I noticed another puff of gas above the great circle of the crater. ‘Well, she’s more active than when I last saw her in 1945 if that’s any encouragement to you,’ I said.
He had his camera out of its case and was taking a shot of the mountain through the window. When he’d taken it he turned to me again. ‘You were here during the war?’
I nodded.
‘Did you see the eruption in 1944?’
‘No, I just missed it.’
He clicked his tongue sympathetically. ‘You missed something big there, sir. My boy — the one that’s running a road haulage business back home now — he was out here. He was driving one of the AMG trucks when they evacuated San Sebastiano. He saw Somma Vesuviana wiped out by the lava flow and watched San Sebastiano gradually engulfed by it. Well, I just had to come and see for myself. He says the dome of the church is still showing just above the solidified surface of the lava rock. And you missed it all?’ He shook his head pityingly as though I’d missed a good film.

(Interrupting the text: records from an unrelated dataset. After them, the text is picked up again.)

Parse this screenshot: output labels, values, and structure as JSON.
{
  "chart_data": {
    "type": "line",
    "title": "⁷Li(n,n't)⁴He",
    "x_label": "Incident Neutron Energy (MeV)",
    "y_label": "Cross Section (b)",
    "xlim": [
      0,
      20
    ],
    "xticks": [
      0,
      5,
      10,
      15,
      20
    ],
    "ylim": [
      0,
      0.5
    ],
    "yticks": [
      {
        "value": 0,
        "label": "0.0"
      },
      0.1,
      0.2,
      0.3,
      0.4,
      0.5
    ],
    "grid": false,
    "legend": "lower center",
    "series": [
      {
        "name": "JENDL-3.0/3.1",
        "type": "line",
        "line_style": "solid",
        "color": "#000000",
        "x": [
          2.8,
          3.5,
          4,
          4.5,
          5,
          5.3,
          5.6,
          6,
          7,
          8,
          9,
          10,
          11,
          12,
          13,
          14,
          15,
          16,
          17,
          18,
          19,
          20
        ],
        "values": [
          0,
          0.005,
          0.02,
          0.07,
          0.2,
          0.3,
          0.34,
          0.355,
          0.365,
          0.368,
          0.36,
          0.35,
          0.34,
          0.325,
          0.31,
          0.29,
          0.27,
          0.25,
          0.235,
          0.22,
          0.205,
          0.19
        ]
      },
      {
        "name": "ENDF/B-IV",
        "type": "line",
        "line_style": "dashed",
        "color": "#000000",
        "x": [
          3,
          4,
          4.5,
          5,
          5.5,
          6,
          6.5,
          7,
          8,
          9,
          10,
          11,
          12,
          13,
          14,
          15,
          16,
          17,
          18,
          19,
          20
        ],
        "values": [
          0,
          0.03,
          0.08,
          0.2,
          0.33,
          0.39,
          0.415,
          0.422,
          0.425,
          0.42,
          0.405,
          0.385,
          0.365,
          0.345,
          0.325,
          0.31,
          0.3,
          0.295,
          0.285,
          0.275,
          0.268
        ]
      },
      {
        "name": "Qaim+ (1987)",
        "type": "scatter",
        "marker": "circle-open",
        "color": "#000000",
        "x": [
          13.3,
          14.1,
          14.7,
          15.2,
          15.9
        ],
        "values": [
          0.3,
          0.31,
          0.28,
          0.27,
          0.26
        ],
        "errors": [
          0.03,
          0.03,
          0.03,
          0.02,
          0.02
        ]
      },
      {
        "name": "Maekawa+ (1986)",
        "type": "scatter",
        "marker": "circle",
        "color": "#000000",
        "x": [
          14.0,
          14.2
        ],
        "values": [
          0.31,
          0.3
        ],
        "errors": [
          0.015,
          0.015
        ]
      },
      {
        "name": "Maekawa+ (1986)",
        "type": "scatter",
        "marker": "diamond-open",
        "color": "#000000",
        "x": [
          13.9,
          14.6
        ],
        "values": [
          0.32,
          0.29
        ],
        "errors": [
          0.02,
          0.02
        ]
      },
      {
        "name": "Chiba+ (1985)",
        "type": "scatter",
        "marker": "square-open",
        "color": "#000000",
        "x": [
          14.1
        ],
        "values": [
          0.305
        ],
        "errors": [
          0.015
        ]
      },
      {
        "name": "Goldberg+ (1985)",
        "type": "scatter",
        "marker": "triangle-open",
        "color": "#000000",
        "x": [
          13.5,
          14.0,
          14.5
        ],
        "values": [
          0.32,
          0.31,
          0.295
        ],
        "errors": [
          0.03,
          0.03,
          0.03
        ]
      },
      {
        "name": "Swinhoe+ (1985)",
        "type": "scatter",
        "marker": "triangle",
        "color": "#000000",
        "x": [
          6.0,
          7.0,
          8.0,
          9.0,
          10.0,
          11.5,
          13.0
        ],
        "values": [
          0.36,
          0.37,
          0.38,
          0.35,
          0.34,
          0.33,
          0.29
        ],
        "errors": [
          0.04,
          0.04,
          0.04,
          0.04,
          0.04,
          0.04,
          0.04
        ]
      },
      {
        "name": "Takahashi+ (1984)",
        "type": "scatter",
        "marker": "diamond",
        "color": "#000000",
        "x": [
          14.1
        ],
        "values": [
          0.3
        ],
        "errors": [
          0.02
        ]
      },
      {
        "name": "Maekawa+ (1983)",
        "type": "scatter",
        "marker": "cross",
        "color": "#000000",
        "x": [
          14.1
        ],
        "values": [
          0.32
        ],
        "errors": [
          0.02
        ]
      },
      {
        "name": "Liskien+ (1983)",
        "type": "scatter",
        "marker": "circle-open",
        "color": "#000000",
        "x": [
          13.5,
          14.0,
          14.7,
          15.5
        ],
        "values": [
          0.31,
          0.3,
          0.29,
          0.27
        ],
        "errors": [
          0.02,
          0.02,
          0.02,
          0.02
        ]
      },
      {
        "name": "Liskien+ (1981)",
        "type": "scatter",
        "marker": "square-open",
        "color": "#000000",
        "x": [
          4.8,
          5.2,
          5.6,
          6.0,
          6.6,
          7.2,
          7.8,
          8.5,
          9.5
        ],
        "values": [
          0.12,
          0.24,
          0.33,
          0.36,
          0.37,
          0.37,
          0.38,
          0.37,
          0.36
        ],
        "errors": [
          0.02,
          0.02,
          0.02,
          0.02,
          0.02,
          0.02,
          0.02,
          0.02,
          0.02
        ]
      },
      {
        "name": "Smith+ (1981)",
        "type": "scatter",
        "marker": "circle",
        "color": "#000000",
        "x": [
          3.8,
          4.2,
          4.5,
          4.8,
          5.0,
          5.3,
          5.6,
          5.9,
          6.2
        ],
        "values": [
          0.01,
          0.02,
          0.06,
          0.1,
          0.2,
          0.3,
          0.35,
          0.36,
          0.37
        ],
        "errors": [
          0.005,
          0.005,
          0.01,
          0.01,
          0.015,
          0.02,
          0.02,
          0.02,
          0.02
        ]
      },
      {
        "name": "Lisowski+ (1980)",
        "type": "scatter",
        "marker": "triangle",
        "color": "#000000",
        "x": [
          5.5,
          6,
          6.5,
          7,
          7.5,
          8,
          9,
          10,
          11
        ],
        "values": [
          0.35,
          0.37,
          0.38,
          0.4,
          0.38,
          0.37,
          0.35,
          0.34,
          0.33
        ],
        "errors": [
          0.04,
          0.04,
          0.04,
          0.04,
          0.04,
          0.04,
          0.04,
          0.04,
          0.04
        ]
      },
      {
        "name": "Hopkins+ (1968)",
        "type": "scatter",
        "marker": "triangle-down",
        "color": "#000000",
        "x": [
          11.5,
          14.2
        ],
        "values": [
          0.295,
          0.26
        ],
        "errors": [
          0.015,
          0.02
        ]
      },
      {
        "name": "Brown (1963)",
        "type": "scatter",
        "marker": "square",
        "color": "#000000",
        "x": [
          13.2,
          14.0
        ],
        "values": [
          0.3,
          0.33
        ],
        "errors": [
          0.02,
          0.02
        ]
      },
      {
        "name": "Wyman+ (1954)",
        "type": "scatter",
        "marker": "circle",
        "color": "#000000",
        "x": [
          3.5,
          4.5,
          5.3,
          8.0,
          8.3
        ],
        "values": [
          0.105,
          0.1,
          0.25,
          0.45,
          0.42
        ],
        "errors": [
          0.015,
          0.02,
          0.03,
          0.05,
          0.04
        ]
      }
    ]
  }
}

‘You can’t choose where you’ll be when there’s a war on,’ I said rather tersely.
‘I guess that’s so.’
‘Anyway, I climbed Vesuvius only a week or two before the eruption.’
‘You did?’ He had swung round in his seat to face me and his eyes gleamed behind the thick lenses. ‘That’s something my boy never done. I kept on asking him, what was it like before the eruption. But he didn’t seem to have taken much notice of Vesuvius until it happened — sort of took it for granted. Now tell me, what was it like? I suppose it was much the same as it is now. Did you go right to the top?’